Pure `f(state) → new_state` scan cycle with immutable snapshots. Coils, latches, timers, counters, branching, subroutines, structured tags, edge detection, and more. Built to match real Click behavior — no surprises when you move to hardware.

### [Click PLC dialect](docs/dialects/click.md)

Hardware address mapping, memory bank validation, Modbus instructions, and nickname file export. Run any program as an emulated Click over Modbus for integration testing.

### [CircuitPython dialect](docs/dialects/circuitpy.md)

Generate a self-contained CircuitPython scan loop from the same program you already tested. Targets the ProductivityOpen P1AM-200 with 35 supported I/O modules, SD-backed retentive storage, watchdog, Modbus TCP, and RUN/STOP control.

### [VS Code debugger](docs/guides/dap-vscode.md)

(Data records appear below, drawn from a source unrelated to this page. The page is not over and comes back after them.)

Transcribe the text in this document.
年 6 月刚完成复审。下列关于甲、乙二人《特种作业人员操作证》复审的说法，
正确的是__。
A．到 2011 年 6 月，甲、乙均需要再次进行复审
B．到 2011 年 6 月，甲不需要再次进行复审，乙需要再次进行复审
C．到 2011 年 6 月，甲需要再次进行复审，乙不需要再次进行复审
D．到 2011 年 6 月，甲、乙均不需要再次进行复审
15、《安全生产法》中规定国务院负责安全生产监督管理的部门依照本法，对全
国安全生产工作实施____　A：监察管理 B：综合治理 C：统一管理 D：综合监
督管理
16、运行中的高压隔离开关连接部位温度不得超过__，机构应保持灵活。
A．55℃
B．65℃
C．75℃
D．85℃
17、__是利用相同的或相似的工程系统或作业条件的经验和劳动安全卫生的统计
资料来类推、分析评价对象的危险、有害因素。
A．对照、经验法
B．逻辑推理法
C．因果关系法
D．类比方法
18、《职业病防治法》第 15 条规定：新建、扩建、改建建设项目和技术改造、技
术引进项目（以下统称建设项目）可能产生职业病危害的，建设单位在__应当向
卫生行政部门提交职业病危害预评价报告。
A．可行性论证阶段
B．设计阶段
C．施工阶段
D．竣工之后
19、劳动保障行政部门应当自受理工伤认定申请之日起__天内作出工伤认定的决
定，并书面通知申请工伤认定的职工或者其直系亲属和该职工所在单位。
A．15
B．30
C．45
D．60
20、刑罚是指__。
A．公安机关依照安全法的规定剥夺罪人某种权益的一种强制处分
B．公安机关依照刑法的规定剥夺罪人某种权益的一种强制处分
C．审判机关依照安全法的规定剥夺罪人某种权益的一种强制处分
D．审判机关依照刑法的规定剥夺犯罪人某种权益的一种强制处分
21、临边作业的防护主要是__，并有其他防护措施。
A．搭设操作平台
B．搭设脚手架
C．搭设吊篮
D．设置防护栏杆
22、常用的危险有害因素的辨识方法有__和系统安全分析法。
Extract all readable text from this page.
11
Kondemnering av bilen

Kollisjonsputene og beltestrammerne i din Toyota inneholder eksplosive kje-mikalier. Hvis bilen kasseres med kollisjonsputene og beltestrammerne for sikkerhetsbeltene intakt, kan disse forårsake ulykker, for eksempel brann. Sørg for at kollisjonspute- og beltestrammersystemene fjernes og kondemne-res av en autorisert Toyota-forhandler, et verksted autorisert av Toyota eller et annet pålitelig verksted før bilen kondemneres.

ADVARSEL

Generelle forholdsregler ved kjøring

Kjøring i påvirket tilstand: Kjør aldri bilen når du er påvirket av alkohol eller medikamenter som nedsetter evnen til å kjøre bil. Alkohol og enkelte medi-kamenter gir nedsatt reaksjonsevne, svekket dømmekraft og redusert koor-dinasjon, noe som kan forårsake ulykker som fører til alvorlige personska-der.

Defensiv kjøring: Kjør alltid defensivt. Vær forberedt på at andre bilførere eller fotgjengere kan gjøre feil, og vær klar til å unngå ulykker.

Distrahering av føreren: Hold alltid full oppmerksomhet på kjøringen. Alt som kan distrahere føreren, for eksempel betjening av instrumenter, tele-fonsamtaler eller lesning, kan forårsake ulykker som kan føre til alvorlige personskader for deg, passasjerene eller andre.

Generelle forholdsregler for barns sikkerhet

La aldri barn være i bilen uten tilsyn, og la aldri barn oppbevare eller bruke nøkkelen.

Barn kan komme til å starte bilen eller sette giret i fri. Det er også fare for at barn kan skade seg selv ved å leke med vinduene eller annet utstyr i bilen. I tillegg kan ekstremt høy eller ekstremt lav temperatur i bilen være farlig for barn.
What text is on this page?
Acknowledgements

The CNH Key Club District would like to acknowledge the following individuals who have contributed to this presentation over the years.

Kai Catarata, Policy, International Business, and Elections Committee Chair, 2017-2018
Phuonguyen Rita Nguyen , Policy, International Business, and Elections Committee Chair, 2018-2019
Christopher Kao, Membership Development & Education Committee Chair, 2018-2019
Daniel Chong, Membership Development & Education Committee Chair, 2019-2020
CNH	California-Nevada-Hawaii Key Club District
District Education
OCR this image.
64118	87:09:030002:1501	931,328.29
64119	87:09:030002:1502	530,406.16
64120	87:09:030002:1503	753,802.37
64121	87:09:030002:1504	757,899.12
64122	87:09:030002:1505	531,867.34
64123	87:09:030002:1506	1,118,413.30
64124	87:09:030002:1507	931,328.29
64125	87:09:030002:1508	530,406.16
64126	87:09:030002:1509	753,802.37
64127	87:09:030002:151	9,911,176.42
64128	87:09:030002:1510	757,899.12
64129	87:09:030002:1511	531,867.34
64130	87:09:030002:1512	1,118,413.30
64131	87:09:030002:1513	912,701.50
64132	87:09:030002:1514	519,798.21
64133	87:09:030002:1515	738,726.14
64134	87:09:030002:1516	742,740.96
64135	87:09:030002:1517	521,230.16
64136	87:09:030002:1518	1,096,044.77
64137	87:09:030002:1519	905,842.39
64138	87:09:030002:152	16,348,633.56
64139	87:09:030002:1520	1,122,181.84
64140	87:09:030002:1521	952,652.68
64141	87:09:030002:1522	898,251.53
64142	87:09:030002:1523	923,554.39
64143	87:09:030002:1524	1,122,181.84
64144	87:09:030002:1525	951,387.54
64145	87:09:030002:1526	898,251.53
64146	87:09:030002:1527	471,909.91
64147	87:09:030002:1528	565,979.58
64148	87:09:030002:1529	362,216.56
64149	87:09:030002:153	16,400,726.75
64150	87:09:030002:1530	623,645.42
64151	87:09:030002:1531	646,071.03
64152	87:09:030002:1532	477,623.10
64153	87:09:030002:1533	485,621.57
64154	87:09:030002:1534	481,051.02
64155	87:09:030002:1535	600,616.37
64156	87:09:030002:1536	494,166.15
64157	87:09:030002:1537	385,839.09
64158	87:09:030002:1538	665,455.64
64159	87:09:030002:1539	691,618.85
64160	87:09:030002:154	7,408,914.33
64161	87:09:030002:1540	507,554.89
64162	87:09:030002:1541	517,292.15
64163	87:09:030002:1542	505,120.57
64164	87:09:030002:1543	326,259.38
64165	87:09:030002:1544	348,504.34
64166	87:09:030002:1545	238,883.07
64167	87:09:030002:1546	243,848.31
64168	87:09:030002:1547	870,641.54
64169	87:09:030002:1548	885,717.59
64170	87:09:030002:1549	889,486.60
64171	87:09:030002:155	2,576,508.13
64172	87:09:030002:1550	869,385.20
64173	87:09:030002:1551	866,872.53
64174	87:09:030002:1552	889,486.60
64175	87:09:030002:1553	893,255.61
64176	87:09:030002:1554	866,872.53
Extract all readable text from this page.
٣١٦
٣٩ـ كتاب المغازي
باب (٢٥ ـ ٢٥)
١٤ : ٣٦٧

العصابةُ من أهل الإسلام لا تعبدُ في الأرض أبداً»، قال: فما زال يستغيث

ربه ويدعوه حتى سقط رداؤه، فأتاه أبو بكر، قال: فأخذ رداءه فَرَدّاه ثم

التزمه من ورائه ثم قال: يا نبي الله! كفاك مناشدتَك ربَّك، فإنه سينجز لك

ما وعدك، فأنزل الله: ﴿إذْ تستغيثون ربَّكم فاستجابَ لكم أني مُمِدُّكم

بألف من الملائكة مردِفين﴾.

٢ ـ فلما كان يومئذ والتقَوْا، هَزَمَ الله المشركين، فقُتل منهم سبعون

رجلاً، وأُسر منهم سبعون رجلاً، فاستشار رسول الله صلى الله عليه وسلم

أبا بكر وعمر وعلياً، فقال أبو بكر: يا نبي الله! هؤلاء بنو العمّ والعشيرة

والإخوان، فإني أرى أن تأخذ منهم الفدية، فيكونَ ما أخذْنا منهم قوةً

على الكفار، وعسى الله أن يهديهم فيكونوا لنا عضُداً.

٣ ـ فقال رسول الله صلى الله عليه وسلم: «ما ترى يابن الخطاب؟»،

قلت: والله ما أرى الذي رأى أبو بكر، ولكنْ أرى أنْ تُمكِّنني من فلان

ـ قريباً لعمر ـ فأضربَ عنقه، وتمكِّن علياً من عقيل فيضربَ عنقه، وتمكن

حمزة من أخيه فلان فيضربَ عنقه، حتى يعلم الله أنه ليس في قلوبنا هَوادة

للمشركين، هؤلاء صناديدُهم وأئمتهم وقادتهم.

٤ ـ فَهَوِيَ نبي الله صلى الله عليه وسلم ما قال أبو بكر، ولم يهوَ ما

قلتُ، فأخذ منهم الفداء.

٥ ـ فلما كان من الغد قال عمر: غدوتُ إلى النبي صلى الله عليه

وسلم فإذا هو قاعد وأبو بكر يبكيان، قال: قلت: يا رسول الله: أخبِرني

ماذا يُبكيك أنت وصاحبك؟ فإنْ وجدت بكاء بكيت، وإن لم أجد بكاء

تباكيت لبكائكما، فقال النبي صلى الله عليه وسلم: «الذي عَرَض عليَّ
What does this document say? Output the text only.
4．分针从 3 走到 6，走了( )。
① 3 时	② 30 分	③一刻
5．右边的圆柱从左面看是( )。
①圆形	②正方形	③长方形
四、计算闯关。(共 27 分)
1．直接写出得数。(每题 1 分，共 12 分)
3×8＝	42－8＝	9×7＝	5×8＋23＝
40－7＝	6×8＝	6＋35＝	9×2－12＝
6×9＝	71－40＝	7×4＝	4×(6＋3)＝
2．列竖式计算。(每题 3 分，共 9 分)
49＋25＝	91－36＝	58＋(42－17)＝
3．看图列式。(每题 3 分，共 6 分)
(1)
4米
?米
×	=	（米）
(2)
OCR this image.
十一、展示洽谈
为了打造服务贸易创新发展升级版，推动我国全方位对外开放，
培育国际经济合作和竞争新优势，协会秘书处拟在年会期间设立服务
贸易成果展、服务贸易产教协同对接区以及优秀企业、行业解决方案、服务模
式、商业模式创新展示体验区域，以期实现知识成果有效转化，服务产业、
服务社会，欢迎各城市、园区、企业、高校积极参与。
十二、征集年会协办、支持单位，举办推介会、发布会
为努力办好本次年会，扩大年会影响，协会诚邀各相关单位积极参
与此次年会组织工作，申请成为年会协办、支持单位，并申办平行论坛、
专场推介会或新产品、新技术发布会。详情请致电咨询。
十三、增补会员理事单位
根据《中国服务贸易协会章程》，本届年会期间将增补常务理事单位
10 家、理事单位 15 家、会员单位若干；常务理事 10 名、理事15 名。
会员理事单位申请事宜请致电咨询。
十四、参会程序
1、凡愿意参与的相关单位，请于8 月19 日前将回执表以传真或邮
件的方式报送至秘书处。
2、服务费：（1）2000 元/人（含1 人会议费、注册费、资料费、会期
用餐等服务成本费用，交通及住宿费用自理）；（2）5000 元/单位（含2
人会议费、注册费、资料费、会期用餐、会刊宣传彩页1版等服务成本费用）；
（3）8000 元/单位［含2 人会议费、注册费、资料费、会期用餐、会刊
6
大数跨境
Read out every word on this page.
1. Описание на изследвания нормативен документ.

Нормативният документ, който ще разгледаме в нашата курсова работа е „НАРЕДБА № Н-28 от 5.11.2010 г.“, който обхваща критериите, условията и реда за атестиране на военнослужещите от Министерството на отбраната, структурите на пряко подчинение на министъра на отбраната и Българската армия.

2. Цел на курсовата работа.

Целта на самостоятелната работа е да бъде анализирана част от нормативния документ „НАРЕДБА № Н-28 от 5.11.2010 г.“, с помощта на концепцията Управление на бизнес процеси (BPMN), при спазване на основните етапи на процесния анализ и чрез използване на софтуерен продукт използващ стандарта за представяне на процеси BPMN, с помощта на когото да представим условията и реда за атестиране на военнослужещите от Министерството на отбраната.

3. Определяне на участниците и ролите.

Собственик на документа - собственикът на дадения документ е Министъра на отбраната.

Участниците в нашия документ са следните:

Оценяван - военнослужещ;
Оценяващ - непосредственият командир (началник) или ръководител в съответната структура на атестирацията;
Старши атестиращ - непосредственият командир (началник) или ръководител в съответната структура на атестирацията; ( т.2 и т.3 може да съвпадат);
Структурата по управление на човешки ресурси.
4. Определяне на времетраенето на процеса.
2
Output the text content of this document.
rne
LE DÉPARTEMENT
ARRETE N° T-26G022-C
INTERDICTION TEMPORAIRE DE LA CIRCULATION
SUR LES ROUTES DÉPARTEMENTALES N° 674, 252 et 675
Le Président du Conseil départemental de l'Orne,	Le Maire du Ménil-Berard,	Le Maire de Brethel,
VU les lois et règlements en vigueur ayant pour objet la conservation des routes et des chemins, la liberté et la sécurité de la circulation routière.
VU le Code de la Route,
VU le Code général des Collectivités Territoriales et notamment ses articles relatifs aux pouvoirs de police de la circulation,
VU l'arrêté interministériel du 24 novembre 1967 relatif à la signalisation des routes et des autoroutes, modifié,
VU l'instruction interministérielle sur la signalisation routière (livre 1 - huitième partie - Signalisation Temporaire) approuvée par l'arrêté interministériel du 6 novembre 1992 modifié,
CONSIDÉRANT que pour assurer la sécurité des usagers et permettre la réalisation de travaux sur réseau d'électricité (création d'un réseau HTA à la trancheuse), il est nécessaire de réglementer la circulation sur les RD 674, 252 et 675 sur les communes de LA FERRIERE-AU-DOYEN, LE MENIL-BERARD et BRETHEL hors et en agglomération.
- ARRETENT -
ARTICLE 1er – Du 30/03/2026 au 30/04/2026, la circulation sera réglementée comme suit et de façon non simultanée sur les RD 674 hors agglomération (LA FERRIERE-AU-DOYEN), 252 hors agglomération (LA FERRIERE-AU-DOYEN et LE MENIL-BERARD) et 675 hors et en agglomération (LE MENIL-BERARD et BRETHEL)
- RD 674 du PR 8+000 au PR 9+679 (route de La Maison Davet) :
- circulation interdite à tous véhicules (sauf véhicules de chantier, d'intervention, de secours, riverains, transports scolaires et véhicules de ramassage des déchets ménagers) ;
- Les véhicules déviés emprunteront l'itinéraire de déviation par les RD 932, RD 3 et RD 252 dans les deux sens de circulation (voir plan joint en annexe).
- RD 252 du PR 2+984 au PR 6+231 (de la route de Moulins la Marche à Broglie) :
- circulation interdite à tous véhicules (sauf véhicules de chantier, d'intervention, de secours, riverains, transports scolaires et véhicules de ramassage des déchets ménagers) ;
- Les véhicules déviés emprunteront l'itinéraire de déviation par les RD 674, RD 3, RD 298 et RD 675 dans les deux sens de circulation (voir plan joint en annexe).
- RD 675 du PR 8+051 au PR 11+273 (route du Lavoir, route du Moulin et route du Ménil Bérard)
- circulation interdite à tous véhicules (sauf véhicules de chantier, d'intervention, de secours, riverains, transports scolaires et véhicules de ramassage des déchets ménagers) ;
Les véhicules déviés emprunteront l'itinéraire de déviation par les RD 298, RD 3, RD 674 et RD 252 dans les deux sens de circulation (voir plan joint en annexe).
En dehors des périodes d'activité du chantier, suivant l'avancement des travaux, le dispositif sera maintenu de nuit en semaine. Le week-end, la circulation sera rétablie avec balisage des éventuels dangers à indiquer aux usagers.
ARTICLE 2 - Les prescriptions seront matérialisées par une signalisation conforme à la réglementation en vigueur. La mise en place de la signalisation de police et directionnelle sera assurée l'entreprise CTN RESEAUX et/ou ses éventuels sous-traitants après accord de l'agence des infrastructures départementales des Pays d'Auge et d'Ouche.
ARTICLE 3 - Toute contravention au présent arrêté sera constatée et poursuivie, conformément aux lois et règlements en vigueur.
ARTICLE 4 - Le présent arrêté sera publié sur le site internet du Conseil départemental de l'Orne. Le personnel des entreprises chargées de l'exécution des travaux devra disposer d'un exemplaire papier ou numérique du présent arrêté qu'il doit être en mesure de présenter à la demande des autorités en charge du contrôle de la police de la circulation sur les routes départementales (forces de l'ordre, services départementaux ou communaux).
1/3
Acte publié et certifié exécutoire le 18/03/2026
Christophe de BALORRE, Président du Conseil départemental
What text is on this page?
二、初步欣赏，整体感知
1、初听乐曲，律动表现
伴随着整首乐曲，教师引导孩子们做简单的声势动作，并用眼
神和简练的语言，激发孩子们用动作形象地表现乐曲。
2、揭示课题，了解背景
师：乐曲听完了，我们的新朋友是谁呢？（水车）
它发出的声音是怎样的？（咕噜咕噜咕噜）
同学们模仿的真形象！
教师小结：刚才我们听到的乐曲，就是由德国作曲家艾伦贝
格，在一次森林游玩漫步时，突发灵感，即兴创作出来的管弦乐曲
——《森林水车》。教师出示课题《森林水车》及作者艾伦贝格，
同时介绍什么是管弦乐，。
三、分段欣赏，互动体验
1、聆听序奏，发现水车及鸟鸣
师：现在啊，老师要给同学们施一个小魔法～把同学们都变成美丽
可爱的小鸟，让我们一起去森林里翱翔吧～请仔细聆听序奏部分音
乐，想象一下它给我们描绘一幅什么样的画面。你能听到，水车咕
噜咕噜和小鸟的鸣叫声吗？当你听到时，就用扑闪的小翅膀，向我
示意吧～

Step through scans rung by rung, set breakpoints, force tags, diff states, and time-travel through scan history.

## Learn more

| | |
|---|---|
| [Core Concepts](docs/getting-started/concepts.md) | Scan cycle, SystemState, tags, blocks |
| [Instruction Reference](docs/instructions/index.md) | Full DSL reference |
| [Tag Structures](docs/guides/tag-structures.md) | UDTs, named arrays, cloning, block config |
| [Runner Guide](docs/guides/runner.md) | Execution, time modes, history, fork |
| [Testing Guide](docs/guides/testing.md) | Unit testing with deterministic time |
| [Forces & Debug](docs/guides/forces-debug.md) | Force values, breakpoints, time travel |

## Disclaimers

- **Simulation is best-effort.** pyrung models Click PLC behavior as closely as practical, but it is not a certified simulator. You are responsible for verifying your program on real hardware before production use.
- **Modbus is unauthenticated.** The emulated Click Modbus interface and CircuitPython Modbus TCP server listen on the network with no encryption or access control — standard for Modbus, but keep them off untrusted networks.